Other Ways to Learn About Homonid Diversity

Reading about homonid evolution has me thinking about  Kage Baker’s The Company novels.   This is not exactly a recommendation.   Like many things, The Company series was a dumb story in an interesting setting.  8 years later I’ve completely forgotten the story but the world is still pretty cool.

It’s the year 2300.  Your company has invented immortality… but it has to be done before age 6, and only works on a small percentage of the population, and you’re only kind of human afterwords.  Your company also invents time travel… but you can only go back and you can’t change recorded history.  Neither of these are monetizable on their own, but together The Company R+D department manages to pull itself out of the fire.  It sends a few people back in time to create immortal ~humans, who steal famous art pieces and such right before they were due to go missing any way, and preserve them until you can sell them in the present.  It isn’t exactly creating value, but you’re making money off of it.

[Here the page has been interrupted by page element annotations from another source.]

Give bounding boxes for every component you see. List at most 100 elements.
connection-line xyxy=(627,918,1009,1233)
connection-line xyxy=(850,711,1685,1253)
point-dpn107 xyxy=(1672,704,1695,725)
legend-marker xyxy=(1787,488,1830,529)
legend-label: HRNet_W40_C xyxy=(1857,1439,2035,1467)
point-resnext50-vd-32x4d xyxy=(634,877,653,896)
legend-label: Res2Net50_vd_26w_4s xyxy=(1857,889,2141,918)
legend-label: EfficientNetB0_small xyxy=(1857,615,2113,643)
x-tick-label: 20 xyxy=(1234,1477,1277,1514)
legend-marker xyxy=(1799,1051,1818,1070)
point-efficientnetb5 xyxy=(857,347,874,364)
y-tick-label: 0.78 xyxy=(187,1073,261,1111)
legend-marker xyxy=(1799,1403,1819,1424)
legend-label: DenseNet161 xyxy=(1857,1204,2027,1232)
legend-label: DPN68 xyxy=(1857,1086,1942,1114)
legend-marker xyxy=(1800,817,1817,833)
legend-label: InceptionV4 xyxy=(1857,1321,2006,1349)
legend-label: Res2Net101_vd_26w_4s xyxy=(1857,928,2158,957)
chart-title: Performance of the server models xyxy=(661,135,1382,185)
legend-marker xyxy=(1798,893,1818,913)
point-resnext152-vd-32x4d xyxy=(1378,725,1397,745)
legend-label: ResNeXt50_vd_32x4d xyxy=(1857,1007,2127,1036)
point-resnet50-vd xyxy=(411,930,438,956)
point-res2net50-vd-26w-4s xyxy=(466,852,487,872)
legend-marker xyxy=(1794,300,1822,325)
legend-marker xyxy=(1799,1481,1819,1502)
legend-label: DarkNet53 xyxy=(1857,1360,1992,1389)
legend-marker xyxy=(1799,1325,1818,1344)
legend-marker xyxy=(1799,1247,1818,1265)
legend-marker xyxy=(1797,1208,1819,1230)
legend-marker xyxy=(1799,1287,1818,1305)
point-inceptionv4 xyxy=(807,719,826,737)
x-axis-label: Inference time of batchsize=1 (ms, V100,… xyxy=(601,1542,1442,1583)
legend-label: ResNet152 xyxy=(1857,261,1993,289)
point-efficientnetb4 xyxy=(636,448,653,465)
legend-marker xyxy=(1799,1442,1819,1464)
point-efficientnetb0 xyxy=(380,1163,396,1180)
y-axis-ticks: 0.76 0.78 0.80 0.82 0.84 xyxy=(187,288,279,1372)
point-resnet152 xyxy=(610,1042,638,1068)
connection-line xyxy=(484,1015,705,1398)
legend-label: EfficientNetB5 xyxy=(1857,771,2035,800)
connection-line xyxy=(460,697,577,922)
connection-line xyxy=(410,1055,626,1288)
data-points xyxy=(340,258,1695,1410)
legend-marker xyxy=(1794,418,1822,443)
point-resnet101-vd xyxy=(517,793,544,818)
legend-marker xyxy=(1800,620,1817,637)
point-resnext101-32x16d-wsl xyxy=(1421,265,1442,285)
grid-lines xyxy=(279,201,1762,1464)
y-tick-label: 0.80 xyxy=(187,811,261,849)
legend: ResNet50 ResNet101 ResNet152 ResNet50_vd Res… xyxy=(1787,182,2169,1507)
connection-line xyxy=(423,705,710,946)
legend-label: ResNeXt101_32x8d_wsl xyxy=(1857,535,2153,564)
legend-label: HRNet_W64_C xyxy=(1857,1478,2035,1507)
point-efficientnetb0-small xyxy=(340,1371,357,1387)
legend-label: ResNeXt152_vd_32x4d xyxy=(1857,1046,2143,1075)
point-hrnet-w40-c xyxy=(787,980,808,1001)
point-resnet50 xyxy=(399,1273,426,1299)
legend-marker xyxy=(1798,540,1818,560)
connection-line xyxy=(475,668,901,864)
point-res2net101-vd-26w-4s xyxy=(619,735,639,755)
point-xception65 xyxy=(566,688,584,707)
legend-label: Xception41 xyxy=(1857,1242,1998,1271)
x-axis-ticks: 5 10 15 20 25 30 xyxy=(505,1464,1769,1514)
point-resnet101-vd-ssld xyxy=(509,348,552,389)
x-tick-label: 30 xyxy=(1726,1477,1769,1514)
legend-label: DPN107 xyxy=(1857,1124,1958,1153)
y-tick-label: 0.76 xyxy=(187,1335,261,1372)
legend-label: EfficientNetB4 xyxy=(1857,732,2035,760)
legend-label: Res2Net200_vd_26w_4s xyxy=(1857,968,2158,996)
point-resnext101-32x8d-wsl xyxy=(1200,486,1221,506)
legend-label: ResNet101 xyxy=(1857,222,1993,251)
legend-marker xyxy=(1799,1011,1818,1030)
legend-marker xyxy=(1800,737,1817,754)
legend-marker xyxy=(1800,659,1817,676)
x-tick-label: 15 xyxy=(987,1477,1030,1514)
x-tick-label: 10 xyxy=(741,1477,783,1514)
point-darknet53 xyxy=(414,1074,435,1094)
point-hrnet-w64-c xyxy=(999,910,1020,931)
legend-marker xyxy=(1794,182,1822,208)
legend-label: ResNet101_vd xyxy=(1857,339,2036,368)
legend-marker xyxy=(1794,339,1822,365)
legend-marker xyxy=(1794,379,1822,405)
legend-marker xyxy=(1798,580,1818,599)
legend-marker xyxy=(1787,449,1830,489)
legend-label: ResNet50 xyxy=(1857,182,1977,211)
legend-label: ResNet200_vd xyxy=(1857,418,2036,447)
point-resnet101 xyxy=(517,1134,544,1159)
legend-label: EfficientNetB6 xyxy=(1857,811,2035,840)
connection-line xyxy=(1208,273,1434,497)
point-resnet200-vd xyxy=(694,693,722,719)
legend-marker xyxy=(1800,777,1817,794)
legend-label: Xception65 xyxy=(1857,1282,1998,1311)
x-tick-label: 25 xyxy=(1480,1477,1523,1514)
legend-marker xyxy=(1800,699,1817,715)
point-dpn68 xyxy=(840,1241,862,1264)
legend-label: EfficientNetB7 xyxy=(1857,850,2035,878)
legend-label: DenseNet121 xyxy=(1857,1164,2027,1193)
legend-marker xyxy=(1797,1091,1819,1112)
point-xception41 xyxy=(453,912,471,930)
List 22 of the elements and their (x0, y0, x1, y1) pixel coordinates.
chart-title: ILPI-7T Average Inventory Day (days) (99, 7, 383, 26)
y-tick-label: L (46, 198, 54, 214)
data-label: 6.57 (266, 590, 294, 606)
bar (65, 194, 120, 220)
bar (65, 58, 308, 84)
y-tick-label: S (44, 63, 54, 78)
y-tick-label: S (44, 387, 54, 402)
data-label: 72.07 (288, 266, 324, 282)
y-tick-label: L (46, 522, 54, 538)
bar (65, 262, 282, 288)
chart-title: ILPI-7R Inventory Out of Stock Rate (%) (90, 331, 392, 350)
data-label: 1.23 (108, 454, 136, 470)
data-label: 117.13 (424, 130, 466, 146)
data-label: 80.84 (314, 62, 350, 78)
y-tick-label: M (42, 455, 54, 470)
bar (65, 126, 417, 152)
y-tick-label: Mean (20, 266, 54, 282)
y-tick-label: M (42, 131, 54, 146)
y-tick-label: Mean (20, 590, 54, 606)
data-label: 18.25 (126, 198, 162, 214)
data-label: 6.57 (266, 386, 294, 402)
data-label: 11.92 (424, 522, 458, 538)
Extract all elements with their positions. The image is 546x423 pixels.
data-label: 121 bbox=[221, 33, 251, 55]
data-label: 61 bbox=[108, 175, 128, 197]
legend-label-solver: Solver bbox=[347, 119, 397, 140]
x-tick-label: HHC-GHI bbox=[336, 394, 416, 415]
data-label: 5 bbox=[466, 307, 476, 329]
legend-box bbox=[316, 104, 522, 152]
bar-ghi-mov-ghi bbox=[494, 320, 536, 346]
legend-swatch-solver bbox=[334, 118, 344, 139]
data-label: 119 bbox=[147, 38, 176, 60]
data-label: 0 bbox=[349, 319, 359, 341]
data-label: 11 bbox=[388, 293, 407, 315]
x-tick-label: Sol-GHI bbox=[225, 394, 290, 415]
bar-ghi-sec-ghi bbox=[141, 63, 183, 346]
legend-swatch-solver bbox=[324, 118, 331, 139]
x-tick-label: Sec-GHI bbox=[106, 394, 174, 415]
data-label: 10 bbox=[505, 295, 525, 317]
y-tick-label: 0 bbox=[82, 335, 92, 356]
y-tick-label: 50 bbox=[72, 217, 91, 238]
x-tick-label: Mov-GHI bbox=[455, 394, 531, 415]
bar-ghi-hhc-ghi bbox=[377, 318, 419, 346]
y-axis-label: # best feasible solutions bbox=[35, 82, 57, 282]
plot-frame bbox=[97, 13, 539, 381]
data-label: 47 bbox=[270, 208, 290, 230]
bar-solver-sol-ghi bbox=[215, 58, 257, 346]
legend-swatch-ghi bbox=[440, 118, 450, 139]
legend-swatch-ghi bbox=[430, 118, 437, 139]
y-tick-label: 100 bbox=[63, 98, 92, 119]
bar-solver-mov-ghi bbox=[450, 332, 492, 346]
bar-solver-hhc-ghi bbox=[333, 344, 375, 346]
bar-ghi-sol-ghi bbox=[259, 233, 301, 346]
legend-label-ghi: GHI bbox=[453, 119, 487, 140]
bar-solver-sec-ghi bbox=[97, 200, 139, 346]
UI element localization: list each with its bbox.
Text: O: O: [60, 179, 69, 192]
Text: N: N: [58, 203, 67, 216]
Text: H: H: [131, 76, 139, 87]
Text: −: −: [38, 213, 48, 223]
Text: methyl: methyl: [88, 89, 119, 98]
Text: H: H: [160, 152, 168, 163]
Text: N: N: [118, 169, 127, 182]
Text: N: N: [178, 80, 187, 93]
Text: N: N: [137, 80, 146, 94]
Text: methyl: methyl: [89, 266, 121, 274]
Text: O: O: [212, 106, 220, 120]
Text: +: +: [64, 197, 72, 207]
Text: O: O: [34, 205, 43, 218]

That idea was fine, although it’s impossible to do 10 time travel books without paradoxes or an idiot ball.  But every once in a while there’d be a mention of another homonid species that survived without humanity’s awareness.  There were a bunch of immortal semi-robotic neanderthal-and-older knights the Company couldn’t get rid of because immortality is forever.  There’s also a population of eusocial, potion making dwarves that continued to hide from humanity right through 2400 that occasionally pop up.

Again, not recommending, but if you need light reading and really like homonids evolution you could do worse.

4 thoughts on “Other Ways to Learn About Homonid Diversity”

  1. You should check out the “Long Earth” books by Terry Pratchett and Stephen Baxter. They had a very interesting take on parallel hominid evolution!